Guillermo Montt: Sie schneiden besser ab als andere. Das heißt aber nicht, dass, wenn Österreich mehr Autonomie bekommt, es direkt besser abschneiden wird. Es gibt viele Variablen.
Was ändert sich, wenn die Schulen mehr Autonomie bekommen?
Alles. Wenn Schulleiter entscheiden, wer unterrichtet, ändert das ihre Beziehung zu den Lehrern, die Konkurrenz zwischen den Lehrern und zwischen den Schulen wächst. Wenn Lehrer auswählen, an welchen Schulen sie unterrichten wollen, ändert sich ihre Verteilung.
Und das nicht immer zum Besseren: In Ihrem Heimatland Chile ist das Schulsystem 30 Jahre nach der Einführung von mehr Autonomie sehr segregativ.
Ja, weil es genau so gemacht wurde, wie man es nicht machen sollte. Wir hatten ein zentralistisches System, jetzt liegt die Kompetenz bei den Gemeinden. Die Schulen waren gewohnt, dass ihnen gesagt wird, was zu tun ist, und plötzlich mussten sie selbst Entscheidungen treffen. Heute besuchen Kinder aus der Mittelschicht andere Schulen als Kinder aus ärmeren Familien. Wenn man weiß, wo jemand zur Schule ging, weiß man, welchen sozio-ökonomischen Hintergrund er hat.
Dabei würden benachteiligte Schüler von gemischten Klassen profitieren. Gute Schüler nicht?
Ihre Leistung leidet, da die Lehrer oft nicht bereit sind für Diversität. Wenn die Voraussetzungen stimmen und die Lehrer unterstützt werden, leidet ihre Leistung nicht. Das ist eine Herausforderung, aber nicht unmöglich.
Wie kann Schulautonomie sinnvoll eingeführt werden?
Wie es in Korea passierte, ist ein gutes Beispiel: Es gab einen langfristigen und kohärenten Plan, den Schulen wurde nach und nach mehr Autonomie gegeben, sie wurden unterstützt.
In Österreich werden Ressourcen an den Schulen gleichmäßig verteilt, aber Schulen mit vielen Kindern mit migrantischem Hintergrund bräuchten mehr Lehrpersonal. Wäre es mit mehr Autonomie möglich, sie besser auszustatten?
Das kann so oder so passieren: Gibt es einen Topf an Mitteln, um die sich Schulen bewerben können, würde ihnen das mehr Autonomie geben. Oder das Ministerium hat eine Datenbank und sieht, welche Schule mehr Geld braucht, und trifft die Entscheidung.

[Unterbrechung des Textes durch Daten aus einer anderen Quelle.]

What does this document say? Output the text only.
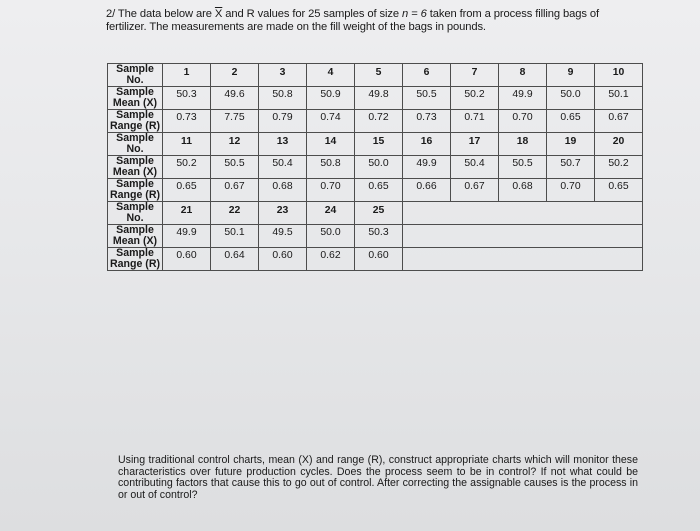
2/ The data below are $\overline{X}$ and R values for 25 samples of size n = 6 taken from a process filling bags of
fertilizer. The measurements are made on the fill weight of the bags in pounds.
Sample No.	1	2	3	4	5	6	7	8	9	10
Sample Mean (X)	50.3	49.6	50.8	50.9	49.8	50.5	50.2	49.9	50.0	50.1
Sample Range (R)	0.73	7.75	0.79	0.74	0.72	0.73	0.71	0.70	0.65	0.67
Sample No.	11	12	13	14	15	16	17	18	19	20
Sample Mean (X)	50.2	50.5	50.4	50.8	50.0	49.9	50.4	50.5	50.7	50.2
Sample Range (R)	0.65	0.67	0.68	0.70	0.65	0.66	0.67	0.68	0.70	0.65
Sample No.	21	22	23	24	25					
Sample Mean (X)	49.9	50.1	49.5	50.0	50.3					
Sample Range (R)	0.60	0.64	0.60	0.62	0.60					
Using traditional control charts, mean (X) and range (R), construct appropriate charts which will monitor these characteristics over future production cycles. Does the process seem to be in control? If not what could be contributing factors that cause this to go out of control. After correcting the assignable causes is the process in or out of control?
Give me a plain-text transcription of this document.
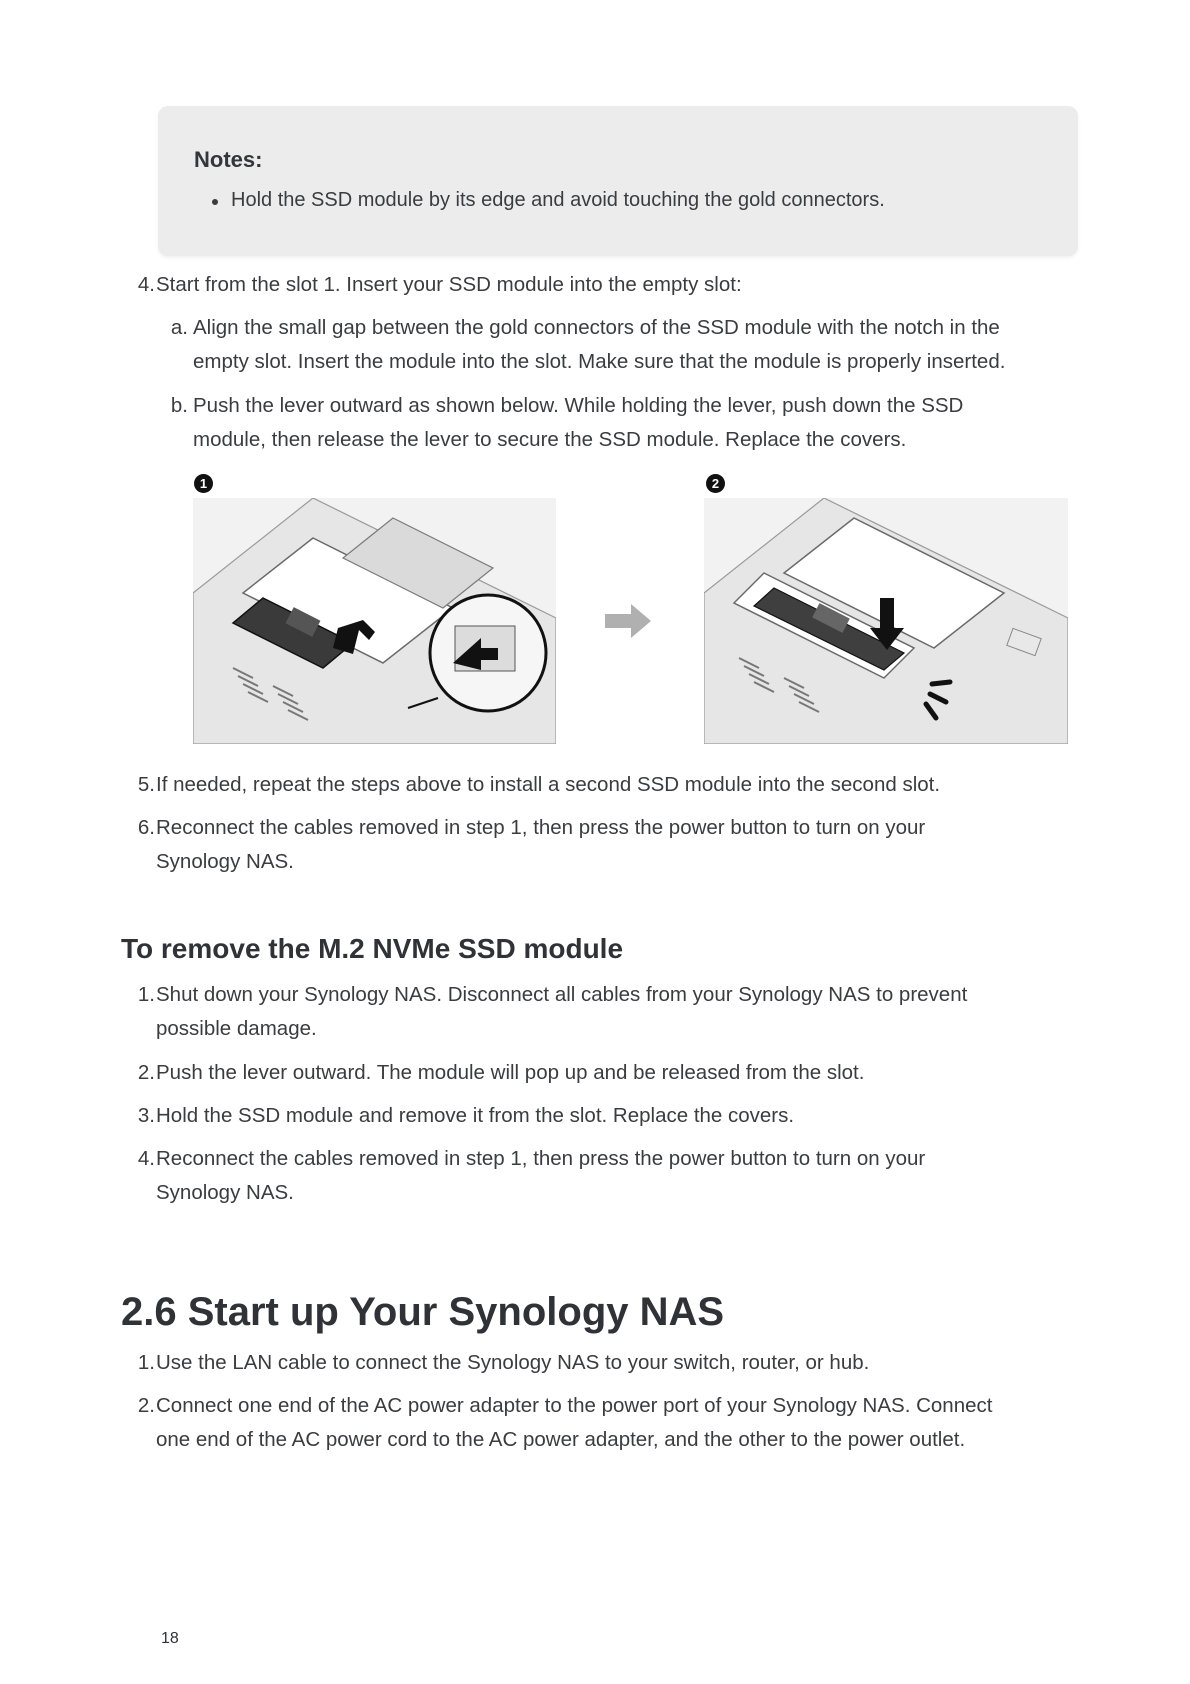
Notes:
Hold the SSD module by its edge and avoid touching the gold connectors.
4. Start from the slot 1. Insert your SSD module into the empty slot:
a. Align the small gap between the gold connectors of the SSD module with the notch in the
empty slot. Insert the module into the slot. Make sure that the module is properly inserted.
b. Push the lever outward as shown below. While holding the lever, push down the SSD
module, then release the lever to secure the SSD module. Replace the covers.
1	2
5. If needed, repeat the steps above to install a second SSD module into the second slot.
6. Reconnect the cables removed in step 1, then press the power button to turn on your
Synology NAS.
To remove the M.2 NVMe SSD module
1. Shut down your Synology NAS. Disconnect all cables from your Synology NAS to prevent
possible damage.
2. Push the lever outward. The module will pop up and be released from the slot.
3. Hold the SSD module and remove it from the slot. Replace the covers.
4. Reconnect the cables removed in step 1, then press the power button to turn on your
Synology NAS.
2.6 Start up Your Synology NAS
1. Use the LAN cable to connect the Synology NAS to your switch, router, or hub.
2. Connect one end of the AC power adapter to the power port of your Synology NAS. Connect
one end of the AC power cord to the AC power adapter, and the other to the power outlet.
18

Die Schulkompetenz in Österreich soll vom Bund zum Land wandern. Ist das sinnvoll?
Das kommt darauf an. In der Schweiz macht es Sinn, dass es regional gesteuert wird. Ich kenne das österreichische System zu wenig.
Wie beurteilen Sie die zentrale Reifeprüfung, die in Österreich 2015/2016 kommt?
Es ist ein starkes Signal, was von Schülern und Lehrern erwartet wird. Für die Schule geht es um Reputation, es ist eine Art Rechenschaft. Die Kontrolle wird verlagert: Egal wie die Lehrer es machen, die Schüler sollen den Test schaffen.
Birgt Schulautonomie die Gefahr, dass Lehrer machen, was sie wollen?
Ich denke nicht. Die meisten wissen, was zu tun ist, und tun das auch. Vielleicht braucht es Supervision und Unterstützung für einige. Lehrer muss man involvieren, denn sie unterrichten in den Klassenzimmern. Wenn sie die Türe schließen, wissen wir nicht, was sie tun. Es funktioniert nur, wenn man sie an Bord holt.
Wie holt man sie an Bord?
Indem man ihnen zeigt, wie das Schulsystem mit mehr Autonomie aussehen wird und welche Möglichkeiten sie dadurch haben. Sie müssen von Anfang an dabei sein.
Zur Person
Guillermo Montt
Der 32-jährige Soziologe und Statistiker stammt aus Chile. Für die OECD forscht er zu Pisa und Ungleichheiten im
Bildungssystem.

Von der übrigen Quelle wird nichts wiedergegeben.